Timothy S. O’Connell, PhD, is a professor of recreation and leisure studies at Brock University in St. Catharines, Ontario. He has taught group dynamics since 1997 and has been a wilderness guide since 1991. A member of the National Recreation and Parks Association, the Society for Teaching and Learning in Higher Education, the Association for Experiential Education, and the Council of Outdoor Educators of Ontario, O’Connell has developed outdoor recreation curricula and coedited the Journal of Experiential Education. He has received many awards for his teaching. An avid outdoor recreationist, O’Connell enjoys rock climbing, sea kayaking, and home brewing in his spare time.
Brent Cuthbertson, PhD, is an associate professor of outdoor recreation, parks, and tourism at Lakehead University in Thunder Bay, Ontario. He has been a wilderness educator and guide for more than 25 years and coeditor of the Journal of Experiential Education. He has written book chapters, papers in refereed journals, and a variety of other refereed and nonrefereed contributions. Cuthbertson has received awards for his teaching excellence.
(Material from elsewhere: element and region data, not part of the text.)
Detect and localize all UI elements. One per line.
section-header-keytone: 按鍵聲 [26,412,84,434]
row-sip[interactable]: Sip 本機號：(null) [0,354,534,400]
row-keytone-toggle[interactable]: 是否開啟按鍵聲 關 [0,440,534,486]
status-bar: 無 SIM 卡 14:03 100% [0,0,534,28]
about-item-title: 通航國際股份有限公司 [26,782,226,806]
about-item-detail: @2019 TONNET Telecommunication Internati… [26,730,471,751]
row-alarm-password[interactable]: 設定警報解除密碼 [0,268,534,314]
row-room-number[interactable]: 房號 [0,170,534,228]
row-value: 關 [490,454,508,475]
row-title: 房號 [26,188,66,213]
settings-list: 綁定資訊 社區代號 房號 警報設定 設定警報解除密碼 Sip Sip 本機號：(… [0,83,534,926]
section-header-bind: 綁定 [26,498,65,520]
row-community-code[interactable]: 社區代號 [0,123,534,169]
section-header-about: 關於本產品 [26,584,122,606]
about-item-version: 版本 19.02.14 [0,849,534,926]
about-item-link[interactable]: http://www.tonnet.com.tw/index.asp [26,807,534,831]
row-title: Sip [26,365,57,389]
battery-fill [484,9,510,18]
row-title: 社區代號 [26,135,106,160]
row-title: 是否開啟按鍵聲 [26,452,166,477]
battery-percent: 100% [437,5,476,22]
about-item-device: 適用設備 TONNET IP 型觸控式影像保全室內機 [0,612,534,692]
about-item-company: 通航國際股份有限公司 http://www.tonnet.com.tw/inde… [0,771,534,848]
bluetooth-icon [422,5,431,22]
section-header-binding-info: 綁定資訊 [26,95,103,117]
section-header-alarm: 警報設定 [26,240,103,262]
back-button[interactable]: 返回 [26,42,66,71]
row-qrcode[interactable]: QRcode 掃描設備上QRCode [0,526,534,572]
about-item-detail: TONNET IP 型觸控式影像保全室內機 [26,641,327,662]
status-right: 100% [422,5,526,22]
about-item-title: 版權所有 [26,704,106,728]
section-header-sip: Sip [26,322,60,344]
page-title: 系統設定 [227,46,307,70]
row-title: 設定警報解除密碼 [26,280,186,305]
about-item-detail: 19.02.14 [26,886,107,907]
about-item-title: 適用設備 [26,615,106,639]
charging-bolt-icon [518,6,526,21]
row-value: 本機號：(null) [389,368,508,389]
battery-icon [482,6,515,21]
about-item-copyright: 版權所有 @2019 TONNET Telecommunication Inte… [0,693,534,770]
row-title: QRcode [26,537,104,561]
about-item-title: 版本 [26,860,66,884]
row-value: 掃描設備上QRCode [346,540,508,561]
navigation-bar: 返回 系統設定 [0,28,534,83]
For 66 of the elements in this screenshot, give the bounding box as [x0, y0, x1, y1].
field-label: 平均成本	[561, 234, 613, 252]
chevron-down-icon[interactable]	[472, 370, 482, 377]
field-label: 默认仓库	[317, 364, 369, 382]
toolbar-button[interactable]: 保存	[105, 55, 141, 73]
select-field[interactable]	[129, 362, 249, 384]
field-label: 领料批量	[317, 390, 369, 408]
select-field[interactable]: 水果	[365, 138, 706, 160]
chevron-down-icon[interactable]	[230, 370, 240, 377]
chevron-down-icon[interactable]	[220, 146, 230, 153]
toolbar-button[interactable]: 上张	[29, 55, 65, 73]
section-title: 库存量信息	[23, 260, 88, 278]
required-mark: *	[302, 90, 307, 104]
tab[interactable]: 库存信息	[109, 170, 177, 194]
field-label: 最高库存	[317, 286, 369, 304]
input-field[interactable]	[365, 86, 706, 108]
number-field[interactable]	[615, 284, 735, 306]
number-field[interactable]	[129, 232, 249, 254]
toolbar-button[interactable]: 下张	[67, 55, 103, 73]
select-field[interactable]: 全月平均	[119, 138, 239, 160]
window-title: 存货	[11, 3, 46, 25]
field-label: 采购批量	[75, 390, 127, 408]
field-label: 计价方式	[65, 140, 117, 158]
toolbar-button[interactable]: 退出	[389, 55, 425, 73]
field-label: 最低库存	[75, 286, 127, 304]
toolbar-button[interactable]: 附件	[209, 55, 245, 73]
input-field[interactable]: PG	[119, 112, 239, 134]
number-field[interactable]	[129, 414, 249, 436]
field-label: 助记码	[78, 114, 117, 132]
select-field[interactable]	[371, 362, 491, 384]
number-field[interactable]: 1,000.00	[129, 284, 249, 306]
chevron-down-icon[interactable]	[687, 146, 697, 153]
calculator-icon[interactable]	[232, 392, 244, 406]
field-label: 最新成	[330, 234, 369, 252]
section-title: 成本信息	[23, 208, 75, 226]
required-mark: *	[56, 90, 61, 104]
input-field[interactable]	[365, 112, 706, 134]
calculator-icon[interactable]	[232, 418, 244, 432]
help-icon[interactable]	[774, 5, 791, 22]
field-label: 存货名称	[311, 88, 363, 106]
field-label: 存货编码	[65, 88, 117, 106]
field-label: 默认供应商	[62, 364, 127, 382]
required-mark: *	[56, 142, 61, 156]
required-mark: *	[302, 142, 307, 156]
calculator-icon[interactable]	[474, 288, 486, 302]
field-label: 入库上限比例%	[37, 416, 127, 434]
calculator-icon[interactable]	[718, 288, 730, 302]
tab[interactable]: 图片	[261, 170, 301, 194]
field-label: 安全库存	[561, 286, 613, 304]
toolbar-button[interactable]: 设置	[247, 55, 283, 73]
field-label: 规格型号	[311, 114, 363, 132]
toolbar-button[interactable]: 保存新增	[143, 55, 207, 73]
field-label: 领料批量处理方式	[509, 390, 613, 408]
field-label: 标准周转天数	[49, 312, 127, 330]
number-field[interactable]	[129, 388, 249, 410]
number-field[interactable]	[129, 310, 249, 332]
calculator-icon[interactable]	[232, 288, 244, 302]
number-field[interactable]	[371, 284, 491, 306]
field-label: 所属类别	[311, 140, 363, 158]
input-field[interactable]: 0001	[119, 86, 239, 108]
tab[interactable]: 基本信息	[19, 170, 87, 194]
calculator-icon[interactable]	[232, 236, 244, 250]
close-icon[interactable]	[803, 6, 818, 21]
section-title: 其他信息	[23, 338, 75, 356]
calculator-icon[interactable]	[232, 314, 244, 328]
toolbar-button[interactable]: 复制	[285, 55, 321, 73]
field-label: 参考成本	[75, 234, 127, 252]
In his leisure time he enjoys wilderness canoeing, sea kayaking, woodworking, and sailing.
Terilyn J. Goins, PhD, is a career management and independent consultant is Yorktown, Virginia. She worked for 19 years for Christopher Newport University as a professor of communication studies and leadership studies. She also served for four years as chair of the communication studies department at the university. Goins received the National Speaker’s Association Outstanding Professor Award, was voted Professor of the Year at Christopher Newport University by the student body, and has published numerous articles for trade and academic journals related to personal and professional growth and development.